Intro

If you have ever worked on website performance you will be familiar with the term “time to first byte” (TTFB).

TTFB is from the moment you have a website in your URL bar and hit enter to how long does it take for the first piece of page content to be received.

TTFB is a good indicator of website performance. It will not show you the impact of any resource loading that happens once the page is loaded.

A large part of the time incurred while connecting to a website is during DNS resolution. The other is establishing a TLS connection.

We can speed up DNS resolution time.

What

We are going to setup Unbound as a recursive caching DNS server that runs on your local network.

There will be many devices querying this DNS server which will build up the cache and keep it hot.

Prefetching is enabled so any entry in our DNS cache which is about to expire will be queried for again by Unbound.

TLDR of what you will get

1. QNAME minimisation (privacy)

2. Aggressive caching (performance)

3. Prefetching (performance)

4. Stale caching (resilience)

5. DNSSEC validation (security)

6. No query logging. (privacy)

7. Access control to only answer queries sent from RFC1918 addresses. (security)

8. Control of your DNS data. (privacy)

This is the unbound configuration being used.

How

Assumptions

You are familiar with Linux. You have Systemd installed.

Caveats

This will disable systemd-resolverd. This will replace the symlink for /etc/resolv.conf that is managed by systemd with a static file.

Unbound setup

Apt-get based systems

sudo apt-get install git -y

git clone https://github.com/buggysolid/unbound-install

cd unbound-install

sudo ./install-apt-get.sh

Yum/dnf based systems

sudo yum install git -y

git clone https://github.com/buggysolid/unbound-install

cd unbound-install

sudo ./install-yum.sh

Verify installation

dig @localhost ns google.com +short

sudo unbound-control status

You should expect to see output like.

root@ubuntu-s-4vcpu-8gb-intel-ams3-01:~# dig @localhost ns google.com +short

ns4.google.com.

ns2.google.com.

ns3.google.com.

ns1.google.com.

root@ubuntu-s-4vcpu-8gb-intel-ams3-01:~# sudo unbound-control status

version: 1.16.0

verbosity: 0

threads: 2

modules: 2 [ validator iterator ]

uptime: 166 seconds

options: reuseport control(ssl)

unbound (pid 24204) is running...

root@ubuntu-s-4vcpu-8gb-intel-ams3-01:~#

Let’s do a reboot to be sure, you would be very surprised how many services depend on having DNS resolution to reboot.

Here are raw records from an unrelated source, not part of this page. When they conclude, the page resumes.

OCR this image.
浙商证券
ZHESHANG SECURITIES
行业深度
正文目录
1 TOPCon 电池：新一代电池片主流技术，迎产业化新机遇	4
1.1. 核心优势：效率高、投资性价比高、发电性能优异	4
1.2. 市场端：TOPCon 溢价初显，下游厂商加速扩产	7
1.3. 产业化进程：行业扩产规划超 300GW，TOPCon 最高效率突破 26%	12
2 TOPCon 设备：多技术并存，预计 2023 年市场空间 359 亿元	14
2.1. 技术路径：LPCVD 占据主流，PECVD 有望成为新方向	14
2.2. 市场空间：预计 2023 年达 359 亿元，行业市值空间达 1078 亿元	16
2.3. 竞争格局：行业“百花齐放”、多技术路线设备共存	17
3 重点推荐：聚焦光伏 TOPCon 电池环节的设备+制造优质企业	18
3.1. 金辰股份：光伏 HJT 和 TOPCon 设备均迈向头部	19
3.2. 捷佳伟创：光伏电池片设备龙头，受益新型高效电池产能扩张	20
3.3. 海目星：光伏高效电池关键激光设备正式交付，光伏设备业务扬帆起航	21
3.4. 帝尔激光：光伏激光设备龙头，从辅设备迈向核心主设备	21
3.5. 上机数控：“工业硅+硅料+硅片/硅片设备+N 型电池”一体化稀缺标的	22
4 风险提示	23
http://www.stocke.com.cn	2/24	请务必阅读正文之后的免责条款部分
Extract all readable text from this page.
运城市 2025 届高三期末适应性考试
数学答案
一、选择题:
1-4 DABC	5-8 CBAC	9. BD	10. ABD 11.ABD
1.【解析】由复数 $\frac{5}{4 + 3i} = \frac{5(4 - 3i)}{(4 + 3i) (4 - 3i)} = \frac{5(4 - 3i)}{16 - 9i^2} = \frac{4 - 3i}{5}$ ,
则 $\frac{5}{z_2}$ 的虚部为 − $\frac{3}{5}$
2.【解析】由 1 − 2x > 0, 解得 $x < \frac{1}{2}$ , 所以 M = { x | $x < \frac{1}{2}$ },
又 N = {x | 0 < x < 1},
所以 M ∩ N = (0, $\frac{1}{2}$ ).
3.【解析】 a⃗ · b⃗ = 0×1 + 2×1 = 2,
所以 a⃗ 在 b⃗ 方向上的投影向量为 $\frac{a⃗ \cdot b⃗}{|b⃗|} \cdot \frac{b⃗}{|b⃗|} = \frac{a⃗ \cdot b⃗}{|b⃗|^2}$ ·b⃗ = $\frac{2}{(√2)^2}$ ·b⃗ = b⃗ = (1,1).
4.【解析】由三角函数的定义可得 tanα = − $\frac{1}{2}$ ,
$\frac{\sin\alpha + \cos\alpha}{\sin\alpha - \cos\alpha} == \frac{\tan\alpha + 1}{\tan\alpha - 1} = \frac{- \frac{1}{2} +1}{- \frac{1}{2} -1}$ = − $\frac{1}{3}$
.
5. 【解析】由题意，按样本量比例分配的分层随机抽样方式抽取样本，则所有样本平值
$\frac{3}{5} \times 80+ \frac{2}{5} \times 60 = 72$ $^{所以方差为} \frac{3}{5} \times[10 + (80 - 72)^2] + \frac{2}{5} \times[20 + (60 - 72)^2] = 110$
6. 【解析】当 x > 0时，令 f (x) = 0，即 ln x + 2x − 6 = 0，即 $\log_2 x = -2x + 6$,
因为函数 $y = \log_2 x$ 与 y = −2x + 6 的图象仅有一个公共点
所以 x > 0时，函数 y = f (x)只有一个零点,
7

I have seen not having DNS resolution preventing machines from coming back up on the network after a reboot

That is when you hope you have an out of band access method.

sudo shutdown -r now

Network setup

Assuming your host came back up after the reboot.

You will want to find out the IP address of the machine you setup Unbound on as this will be the IP you are vending to devices on your LAN via DHCP.

Before assigning the IP in a DHCP lease you should set a single device to use your local DNS server to verify everything is working.

Generally updating your DHCP settings is done via your router. I will leave that as an adventure for the reader.

Tests

With your new fancy DNS resolver configured you can use this test from DNS OARC to see how well you score.

You should get an A to B result depending on how much your ISP plays with your traffic and their network architecture.

Other testing links you may want to use.

DNS leak test DNSSEC Resolver Test

Outro

Before I started writing this post, I thought I had uncovered a bug in Unbound.

It turns out it is expected behaviour that is not documented.

If you read the unbound.conf documentation for the verbosity argument. There is no mention of invoking unbound -v taking precedance over what is defined in unbound.conf.

It also doesn’t specify that a verbosity level of -1 will be treated as zero in Unbound. The Enum structure for that setting doesn’t define a -1 level.

Thankfully the folks over at NLNetLabs have triaged the report and agreed the docs could do with a bit of an update.